So how does this relate to data? Well, this success would not be possible without a decision-making process backed by data and analytics, as we shall see.
The team behind Hedvig’s data & analytics machinery
Hedvig is a quite large startup with many people working with data & analytics. The three Heroes of Data who presented this particular work at our Meetup are Hannes, Filip and Jacinta:
Hannes Kindbom has worked with Hedvig in different forms since the company’s inception. Since last summer, he works as Analytics & ML Engineer, coming straight from studies in machine learning and applied mathematics at Royal institute of Technology in Stockholm, where he graduated with two Master’s degrees.
Jacinta Waak has been with Hedvig for around half a year and heads up the Analytics team. She has a long background leading various teams in market research, analytics product development and insights delivery.
Filip Allard is a Senior Pricing Data Analyst at Hedvig. He is a theoretical particle physicist who ended up trying to change the insurance industry after having awful insurance experiences during his own cancer treatment, which fired up his passion to make a change.
Unlike many of his colleagues at Hedvig, Filip had previously worked at a more traditional insurance company, where he saw first-hand the difficulties that could come with handling insurance data. For example, having trouble moving 3rd party data into an analytics environment, and the mess that could result from performing too many transformations with too little governance. In addition, he experienced the pain of trying to make a central data team add data features and having to wait two months for implementation, limiting the speed of the business. Last but not least, he also saw great improvement potential in using more and better machine learning models for pricing insurance—something his old employer didn’t see in the same positive light.
Filip, Jacinta and Hannes were determined to change all of this at Hedvig, and couldn’t wait to get started!
The first phase: ad-hoc queries saved in Google docs
Back in 2020, before Filip, Jacinta and Hannes took the reins, the original data & analytics team at Hedvig consisted of only two people who performed ad-hoc queries directly to the production database in Postgres. They then saved the queries in Google docs—which worked but was less than ideal.
From these beginnings, the backend was hosted in AWS, but the team had some hesitations about the analytics capabilities of AWS, which we’ll get back to shortly.
The second phase: dbt, Postgres in AWS and Tableau
With the crude Google docs setup soon becoming too painful, the early analytics team at Hedvig set out to create the company’s first real data stack. This first “data stack car” consisted of dbt, Tableau, and was still powered by Postgres running on AWS.
However, this setup was still quite ad hoc—any type of analysis would require its own manual query and Tableau dashboard. Tableau also ended up not being so scalable since it was run locally, and relied on SQL skills in order to be able to create useful visualizations. Last but not least, the setup was slow. The dbt models took around an hour to run in Postgres—clearly not meeting the expectations or the potential of the business.
The team needed to look at other tools to reach their vision for the insurance industry.
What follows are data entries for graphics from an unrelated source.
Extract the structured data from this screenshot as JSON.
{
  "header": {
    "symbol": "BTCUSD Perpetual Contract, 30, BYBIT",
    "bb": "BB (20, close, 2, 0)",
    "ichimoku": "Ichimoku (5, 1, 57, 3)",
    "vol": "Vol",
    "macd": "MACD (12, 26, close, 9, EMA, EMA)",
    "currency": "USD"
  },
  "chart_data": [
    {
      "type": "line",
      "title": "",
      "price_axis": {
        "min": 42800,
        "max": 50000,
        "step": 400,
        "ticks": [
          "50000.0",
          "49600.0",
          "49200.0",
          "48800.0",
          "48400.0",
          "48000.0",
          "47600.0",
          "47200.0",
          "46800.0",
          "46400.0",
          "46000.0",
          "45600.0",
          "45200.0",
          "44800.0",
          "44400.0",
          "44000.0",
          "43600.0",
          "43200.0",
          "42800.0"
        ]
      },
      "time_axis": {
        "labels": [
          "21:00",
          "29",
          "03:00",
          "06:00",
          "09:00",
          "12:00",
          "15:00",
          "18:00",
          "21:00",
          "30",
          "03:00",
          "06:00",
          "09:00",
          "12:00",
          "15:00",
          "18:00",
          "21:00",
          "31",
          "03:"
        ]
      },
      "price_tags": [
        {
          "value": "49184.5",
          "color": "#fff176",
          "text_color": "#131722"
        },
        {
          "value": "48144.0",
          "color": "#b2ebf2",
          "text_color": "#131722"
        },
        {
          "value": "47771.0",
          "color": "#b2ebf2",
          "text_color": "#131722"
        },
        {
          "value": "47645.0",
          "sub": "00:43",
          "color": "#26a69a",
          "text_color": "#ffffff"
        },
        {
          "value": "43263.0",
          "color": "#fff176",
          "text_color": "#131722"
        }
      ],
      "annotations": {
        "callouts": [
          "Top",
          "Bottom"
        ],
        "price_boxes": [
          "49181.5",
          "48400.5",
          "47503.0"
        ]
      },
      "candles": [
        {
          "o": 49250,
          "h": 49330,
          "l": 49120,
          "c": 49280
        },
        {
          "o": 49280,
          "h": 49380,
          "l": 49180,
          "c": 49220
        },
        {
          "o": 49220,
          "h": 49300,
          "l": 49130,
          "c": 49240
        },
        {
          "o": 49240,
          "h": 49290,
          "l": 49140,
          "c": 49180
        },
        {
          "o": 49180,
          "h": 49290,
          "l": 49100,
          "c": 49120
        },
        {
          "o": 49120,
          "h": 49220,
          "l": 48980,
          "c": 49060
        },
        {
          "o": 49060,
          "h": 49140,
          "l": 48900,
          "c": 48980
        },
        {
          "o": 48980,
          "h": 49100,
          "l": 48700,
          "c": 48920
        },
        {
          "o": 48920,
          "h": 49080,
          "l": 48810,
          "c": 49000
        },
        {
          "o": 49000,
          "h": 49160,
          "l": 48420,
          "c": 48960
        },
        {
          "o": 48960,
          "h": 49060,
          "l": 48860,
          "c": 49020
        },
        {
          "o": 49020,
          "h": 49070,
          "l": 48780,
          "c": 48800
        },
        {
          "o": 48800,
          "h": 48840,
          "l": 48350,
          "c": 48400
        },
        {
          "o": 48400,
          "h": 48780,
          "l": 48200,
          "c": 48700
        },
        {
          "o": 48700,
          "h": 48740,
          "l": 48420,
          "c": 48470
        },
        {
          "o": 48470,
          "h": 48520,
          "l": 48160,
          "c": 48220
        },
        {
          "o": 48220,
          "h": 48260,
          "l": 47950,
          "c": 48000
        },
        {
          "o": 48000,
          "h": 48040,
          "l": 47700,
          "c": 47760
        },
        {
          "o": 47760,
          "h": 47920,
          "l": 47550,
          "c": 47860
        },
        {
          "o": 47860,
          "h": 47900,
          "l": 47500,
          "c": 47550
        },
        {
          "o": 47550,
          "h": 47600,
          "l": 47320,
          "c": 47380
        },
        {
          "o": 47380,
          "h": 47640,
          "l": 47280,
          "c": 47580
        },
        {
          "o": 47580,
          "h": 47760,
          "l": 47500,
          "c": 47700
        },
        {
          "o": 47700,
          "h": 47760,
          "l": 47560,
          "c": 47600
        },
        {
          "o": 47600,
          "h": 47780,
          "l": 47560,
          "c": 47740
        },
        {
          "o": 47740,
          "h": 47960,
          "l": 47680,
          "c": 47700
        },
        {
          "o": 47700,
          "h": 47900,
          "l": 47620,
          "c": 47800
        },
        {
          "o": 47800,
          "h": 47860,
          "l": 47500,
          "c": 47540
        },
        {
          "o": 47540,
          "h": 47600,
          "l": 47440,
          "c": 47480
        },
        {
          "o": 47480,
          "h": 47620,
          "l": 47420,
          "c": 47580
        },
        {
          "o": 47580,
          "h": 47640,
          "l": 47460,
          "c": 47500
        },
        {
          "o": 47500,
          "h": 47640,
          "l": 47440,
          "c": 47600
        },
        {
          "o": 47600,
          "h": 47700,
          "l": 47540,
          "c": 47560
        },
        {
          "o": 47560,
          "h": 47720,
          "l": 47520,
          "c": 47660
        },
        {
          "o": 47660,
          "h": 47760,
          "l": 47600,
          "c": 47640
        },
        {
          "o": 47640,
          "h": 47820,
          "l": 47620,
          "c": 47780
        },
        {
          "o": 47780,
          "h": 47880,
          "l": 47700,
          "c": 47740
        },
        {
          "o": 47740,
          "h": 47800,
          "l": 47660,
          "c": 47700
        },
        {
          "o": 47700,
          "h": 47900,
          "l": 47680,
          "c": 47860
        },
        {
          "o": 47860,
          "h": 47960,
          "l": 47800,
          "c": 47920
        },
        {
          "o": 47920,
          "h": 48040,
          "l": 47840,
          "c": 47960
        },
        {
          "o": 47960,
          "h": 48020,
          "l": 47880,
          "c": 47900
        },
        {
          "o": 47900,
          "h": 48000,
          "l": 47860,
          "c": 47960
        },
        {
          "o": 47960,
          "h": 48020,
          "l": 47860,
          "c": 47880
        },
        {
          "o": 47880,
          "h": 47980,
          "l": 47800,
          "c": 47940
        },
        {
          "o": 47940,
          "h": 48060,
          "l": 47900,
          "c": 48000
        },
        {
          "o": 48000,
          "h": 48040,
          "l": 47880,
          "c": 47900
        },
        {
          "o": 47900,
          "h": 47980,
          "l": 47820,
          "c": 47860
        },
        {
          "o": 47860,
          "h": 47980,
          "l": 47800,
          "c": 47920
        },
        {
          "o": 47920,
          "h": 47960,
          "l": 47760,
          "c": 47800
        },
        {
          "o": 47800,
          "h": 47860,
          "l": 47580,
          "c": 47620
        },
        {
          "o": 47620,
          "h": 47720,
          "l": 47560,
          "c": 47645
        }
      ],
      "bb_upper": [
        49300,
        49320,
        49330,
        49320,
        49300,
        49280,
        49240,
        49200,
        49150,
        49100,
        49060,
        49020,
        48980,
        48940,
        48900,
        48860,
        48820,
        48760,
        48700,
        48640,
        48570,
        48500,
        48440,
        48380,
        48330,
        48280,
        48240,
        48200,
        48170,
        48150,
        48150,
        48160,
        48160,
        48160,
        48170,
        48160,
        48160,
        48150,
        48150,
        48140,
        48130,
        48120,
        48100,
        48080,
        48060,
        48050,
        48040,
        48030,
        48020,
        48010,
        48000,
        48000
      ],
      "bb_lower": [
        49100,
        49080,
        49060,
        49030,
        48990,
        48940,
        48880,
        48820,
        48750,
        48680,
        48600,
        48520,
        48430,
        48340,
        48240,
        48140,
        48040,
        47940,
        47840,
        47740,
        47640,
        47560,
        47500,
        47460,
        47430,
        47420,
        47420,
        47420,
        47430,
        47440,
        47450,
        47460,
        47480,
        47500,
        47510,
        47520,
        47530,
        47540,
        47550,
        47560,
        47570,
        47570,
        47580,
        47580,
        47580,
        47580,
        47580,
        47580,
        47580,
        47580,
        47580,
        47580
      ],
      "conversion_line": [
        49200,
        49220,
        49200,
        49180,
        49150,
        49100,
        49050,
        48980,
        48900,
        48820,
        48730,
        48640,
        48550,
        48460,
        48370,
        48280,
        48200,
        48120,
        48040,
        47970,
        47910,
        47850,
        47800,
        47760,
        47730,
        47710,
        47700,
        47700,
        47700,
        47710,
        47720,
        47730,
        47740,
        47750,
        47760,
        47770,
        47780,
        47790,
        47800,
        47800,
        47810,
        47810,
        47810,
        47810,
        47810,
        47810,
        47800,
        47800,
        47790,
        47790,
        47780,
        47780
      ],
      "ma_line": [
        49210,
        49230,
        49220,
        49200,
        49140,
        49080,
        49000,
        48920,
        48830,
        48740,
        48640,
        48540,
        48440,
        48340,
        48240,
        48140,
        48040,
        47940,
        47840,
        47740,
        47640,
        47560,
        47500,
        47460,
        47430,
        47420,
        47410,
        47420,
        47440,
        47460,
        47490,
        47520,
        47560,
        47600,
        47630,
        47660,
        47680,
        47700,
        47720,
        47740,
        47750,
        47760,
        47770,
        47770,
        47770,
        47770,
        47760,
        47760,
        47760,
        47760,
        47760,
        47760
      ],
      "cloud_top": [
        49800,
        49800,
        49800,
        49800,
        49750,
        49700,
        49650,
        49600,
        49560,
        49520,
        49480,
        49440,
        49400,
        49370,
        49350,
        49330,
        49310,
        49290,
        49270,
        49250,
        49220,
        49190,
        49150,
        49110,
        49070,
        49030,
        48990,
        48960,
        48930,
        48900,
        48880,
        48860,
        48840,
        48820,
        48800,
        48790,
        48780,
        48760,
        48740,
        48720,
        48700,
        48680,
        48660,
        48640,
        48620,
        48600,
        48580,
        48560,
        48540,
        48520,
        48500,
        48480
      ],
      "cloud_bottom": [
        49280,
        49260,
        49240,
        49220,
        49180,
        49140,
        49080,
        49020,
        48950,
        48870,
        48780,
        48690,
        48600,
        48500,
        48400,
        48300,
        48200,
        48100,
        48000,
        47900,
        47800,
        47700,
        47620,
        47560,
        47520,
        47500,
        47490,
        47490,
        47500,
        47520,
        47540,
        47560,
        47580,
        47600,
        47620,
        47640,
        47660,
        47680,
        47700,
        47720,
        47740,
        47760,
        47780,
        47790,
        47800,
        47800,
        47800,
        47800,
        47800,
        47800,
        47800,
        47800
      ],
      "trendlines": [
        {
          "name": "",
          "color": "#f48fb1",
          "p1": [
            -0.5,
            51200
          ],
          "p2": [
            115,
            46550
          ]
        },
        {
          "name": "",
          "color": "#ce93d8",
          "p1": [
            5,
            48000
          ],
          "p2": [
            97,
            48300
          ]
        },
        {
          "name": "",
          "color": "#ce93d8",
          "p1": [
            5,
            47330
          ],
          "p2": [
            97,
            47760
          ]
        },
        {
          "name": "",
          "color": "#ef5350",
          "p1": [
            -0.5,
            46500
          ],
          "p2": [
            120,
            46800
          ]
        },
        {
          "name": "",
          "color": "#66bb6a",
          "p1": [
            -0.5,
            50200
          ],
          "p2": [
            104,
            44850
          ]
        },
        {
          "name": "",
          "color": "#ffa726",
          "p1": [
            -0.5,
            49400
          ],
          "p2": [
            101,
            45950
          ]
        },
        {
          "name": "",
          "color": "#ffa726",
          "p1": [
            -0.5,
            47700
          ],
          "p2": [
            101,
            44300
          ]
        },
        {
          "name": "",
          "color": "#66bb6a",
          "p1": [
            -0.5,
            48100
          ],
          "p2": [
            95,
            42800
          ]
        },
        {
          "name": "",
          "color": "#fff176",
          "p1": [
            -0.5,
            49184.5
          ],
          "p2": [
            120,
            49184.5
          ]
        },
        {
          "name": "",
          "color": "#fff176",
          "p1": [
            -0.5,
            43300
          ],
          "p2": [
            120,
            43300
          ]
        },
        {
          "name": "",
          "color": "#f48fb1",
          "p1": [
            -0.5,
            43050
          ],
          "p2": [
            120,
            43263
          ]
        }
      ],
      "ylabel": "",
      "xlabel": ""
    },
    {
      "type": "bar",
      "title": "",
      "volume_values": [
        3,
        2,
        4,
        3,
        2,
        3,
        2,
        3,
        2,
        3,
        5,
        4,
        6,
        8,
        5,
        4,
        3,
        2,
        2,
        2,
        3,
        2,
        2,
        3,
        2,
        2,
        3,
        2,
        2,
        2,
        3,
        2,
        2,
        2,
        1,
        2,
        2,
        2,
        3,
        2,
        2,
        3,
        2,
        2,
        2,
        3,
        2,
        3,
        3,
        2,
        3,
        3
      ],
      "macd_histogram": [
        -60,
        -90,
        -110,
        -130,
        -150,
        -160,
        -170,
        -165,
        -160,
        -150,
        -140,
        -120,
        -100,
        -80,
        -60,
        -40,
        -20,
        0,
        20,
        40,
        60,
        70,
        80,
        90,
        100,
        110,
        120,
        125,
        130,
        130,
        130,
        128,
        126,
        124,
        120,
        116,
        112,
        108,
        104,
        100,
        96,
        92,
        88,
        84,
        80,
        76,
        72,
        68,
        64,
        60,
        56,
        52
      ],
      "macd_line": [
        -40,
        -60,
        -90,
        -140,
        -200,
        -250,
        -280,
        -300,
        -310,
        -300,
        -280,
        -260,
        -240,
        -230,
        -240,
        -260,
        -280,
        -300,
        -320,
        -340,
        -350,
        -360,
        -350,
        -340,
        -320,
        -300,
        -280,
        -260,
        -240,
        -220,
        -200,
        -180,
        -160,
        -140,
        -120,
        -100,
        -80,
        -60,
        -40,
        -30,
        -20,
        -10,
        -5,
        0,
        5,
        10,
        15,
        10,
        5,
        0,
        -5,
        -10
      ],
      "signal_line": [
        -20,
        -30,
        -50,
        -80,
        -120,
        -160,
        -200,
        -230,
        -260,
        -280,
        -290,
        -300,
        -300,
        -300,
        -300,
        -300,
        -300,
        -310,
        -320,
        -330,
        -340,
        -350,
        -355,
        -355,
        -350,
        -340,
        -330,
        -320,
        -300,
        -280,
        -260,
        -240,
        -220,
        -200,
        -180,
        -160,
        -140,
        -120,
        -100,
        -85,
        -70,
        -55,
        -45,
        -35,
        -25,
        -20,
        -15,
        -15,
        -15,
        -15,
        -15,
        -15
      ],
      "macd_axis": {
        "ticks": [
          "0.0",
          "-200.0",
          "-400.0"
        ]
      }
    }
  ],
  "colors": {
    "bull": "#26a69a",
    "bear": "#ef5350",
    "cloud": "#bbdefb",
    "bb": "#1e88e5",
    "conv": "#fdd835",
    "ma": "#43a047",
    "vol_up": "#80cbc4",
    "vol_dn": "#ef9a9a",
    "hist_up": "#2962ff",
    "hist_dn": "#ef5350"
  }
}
The third phase: Fivetran, Looker, Google BigQuery, and Vertex AI
This is when Hedvig upgraded to a polished sports car data stack! The new data stack featured:
- Fivetran to transfer data to Google Cloud Platform (GCP). This was a shift from the analytics software in AWS that they knew they wanted to move away from
- BigQuery (GCP) as the engine and data warehouse of the analytics setup
- Dbt to perform transformations on the data into analytics-ready data sets
- Looker for visualizations
- Vertex AI to build infrastructure for machine learning and pricing models
This sports car setup brought with it tremendous benefits: the daily materialization of the dbt models went down to 10 minutes (from an hour!) despite serving more models in production. The maintenance burden for the engineering team went down significantly, primarily due to the plug-and-play interface to ingest data from Fivetran. Hannes made sure to mention that this has enabled the data team to focus more on enabling the business than they would have if they built custom functionality from scratch themselves. Finally, he mentions that the data stack sports car is “easy to drive.” In fact, it is so easy to use that many business stakeholders can “drive” themselves making data very accessible throughout the organization—largely thanks to Looker’s easy-to-use exploration mode.
More specifically, this data stack allows the pricing team to manage all the pricing data themselves; everything from curating model training datasets to performing transformations. If there’s some data point they’re lacking, they can go into the raw data and add it in a fast and easy way themselves. Once the training datasets are prepared, the team uses Vertex AI to ingest the data and run various machine learning model training pipelines. Once the models are ready, Vertex AI enables the pricing team to deploy prices live to customers in containers via API endpoints. When Filip talks about this, you can see his eyes light up!
All in all, quite the step change versus the old insurance industry with regards to data, tools, models, deployment and the customer experience enabled by all of this.